Kontroversi Vaksin Nusantara Menurut Epidemiolog UI: Bukan Vaksin dan Cuma untuk Sultan
Pexels/Artem Podrez
Nasional
Kontroversi Vaksin Nusantara

Epidemiolog UI Tri Yunis Miko Wahyono mengungkap sejumlah fakta soal Vaksin Nusantara yang menurutnya tidak tepat bila disebut sebagai 'vaksin'. Ini penjelasan selengkapnya.

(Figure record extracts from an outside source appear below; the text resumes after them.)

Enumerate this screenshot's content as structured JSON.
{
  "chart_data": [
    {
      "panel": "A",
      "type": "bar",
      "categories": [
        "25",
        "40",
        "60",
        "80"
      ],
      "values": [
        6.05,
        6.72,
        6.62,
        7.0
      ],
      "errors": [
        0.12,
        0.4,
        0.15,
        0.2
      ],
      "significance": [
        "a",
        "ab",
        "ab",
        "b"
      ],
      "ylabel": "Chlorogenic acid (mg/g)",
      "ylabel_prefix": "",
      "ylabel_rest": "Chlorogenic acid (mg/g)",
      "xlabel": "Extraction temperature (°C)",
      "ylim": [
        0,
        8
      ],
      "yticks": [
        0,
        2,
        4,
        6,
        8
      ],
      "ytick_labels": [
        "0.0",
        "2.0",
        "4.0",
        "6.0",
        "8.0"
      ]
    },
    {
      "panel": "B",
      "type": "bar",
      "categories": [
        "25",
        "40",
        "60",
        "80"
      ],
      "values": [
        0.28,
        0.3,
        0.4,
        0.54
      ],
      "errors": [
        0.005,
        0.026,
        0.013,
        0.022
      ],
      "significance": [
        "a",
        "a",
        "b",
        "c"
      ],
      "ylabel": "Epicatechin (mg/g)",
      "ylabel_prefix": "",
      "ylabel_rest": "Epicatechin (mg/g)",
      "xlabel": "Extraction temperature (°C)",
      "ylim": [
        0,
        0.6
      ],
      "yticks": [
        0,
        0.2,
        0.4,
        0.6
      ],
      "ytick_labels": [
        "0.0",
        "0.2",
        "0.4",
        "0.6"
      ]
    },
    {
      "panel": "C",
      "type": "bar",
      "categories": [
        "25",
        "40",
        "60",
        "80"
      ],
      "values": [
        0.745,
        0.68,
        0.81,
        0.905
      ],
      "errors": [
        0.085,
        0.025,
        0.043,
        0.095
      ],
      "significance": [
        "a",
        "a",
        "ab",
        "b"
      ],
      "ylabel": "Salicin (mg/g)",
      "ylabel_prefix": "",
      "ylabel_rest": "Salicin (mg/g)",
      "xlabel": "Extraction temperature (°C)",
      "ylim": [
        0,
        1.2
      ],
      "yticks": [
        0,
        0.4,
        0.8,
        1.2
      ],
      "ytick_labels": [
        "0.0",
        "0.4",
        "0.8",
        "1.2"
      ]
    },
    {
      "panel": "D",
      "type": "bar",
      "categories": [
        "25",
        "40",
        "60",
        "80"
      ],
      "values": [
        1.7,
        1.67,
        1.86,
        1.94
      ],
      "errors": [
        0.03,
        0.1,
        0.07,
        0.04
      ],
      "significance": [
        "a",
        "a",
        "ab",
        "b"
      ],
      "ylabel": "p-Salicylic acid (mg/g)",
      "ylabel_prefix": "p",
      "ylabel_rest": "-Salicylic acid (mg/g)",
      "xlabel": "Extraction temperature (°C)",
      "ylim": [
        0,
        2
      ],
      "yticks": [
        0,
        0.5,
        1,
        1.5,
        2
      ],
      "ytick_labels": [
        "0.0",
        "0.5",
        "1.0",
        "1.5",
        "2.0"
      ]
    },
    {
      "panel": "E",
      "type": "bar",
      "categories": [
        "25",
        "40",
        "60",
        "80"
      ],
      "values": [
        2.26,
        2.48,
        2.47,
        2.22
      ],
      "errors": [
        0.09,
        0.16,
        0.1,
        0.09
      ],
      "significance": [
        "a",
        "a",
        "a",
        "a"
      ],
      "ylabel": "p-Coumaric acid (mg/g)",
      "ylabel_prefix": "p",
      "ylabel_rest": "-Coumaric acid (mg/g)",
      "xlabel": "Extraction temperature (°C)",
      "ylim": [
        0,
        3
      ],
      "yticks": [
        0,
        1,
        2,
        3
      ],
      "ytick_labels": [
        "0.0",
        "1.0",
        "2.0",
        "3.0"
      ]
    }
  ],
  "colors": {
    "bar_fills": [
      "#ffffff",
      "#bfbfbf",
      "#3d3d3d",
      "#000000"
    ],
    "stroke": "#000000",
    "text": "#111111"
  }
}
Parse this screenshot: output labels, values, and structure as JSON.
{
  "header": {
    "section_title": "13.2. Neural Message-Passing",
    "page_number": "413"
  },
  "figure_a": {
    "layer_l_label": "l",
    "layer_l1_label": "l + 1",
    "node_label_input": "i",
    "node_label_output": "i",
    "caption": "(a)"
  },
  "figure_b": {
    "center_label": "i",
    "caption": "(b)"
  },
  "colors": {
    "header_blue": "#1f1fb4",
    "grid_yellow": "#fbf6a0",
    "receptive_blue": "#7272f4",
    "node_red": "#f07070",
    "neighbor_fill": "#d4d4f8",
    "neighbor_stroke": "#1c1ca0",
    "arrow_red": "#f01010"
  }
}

WowKeren - Perkara Vaksin Nusantara yang digagas mantan Menteri Kesehatan Terawan Agus Putranto tengah menyedot atensi khalayak luas karena berbagai kontroversi yang mengiringi. Termasuk soal tidak turunnya izin pelaksanaan uji klinis fase II namun Vaksin Nusantara malah hendak disuntikkan kepada sejumlah anggota DPR RI sampai eks Menkes Siti Fadilah.

Banyak pakar yang ikut menanggapi Vaksin Nusantara ini, termasuk ahli epidemiologi Universitas Indonesia Tri Yunis Miko Wahyono. Ketimbang Vaksin Nusantara, dalam pandangan Miko, vaksin Corona buatan Sinovac alias CoronaVac yang sudah diedarkan di masyarakat sudah cukup efektif.

Malah dalam pandangan Miko, Vaksin Nusantara berbasis sel dendritik ini tidak tepat disebut sebagai vaksin."Ini sebenarnya bukan vaksin, tapi terapi sel dendritik yang prosesnya lebih susah dan mahal. Jadi tidak tepat disebut vaksin," kata Miko kepada Republika, Rabu (14/4).

Pandangannya ini serupa dengan yang disampaikan Badan Pengawas Obat dan Makanan, sebab penggunaan sel dendritik sejatinya merupakan bentuk terapi pengobatan. Sebab vaksin adalah produk berisi antigen yang merupakan bagian dari virus, bisa juga berupa virus yang dilemahkan, yang disuntikkan untuk memicu tumbuhnya antibodi di dalam tubuh penerima.


Prinsip ini berbeda dengan Vaksin Nusantara yang menggunakan bahan serum darah dari masing-masing individu yang sebelumnya telah dikenalkan dengan antigen virus Corona. Baru setelahnya serum darah itu sendiri kembali disuntikkan ke dalam tubuh individu terkait.

Miko tak menampik bahwa terapi pengobatan semacam ini sangat berguna. Biasanya terapi sel dendritik ini digunakan untuk pengobatan kanker, namun harganya memang cenderung mahal terutama untuk mengobati COVID-19 yang merupakan wabah penyakit. Karena itulah, tak salah jika Vaksin Nusantara hanya ditujukan kepada kaum berduit.

"Ini memang berguna, tapi tidak bisa digunakan oleh masyarakat secara umum, hanya orang-orang kaya saja," ujar Miko. "Vaksin yang sudah ada sudah cukup efektif."

Di sisi lain, BPOM memang belum menurunkan izin uji klinis fase II untuk Vaksin Nusantara dengan sejumlah pertimbangan. Bahkan meski peneliti utama uji klinis fase II Vaksin Nusantara, Kolonel Jonny, telah menyampaikan deretan kelebihan produk tersebut, BPOM tetap mengungkap setidaknya 6 kejanggalan dari vaksin yang dikembangkan bersama AIVITA Biomedical Ltd., tersebut.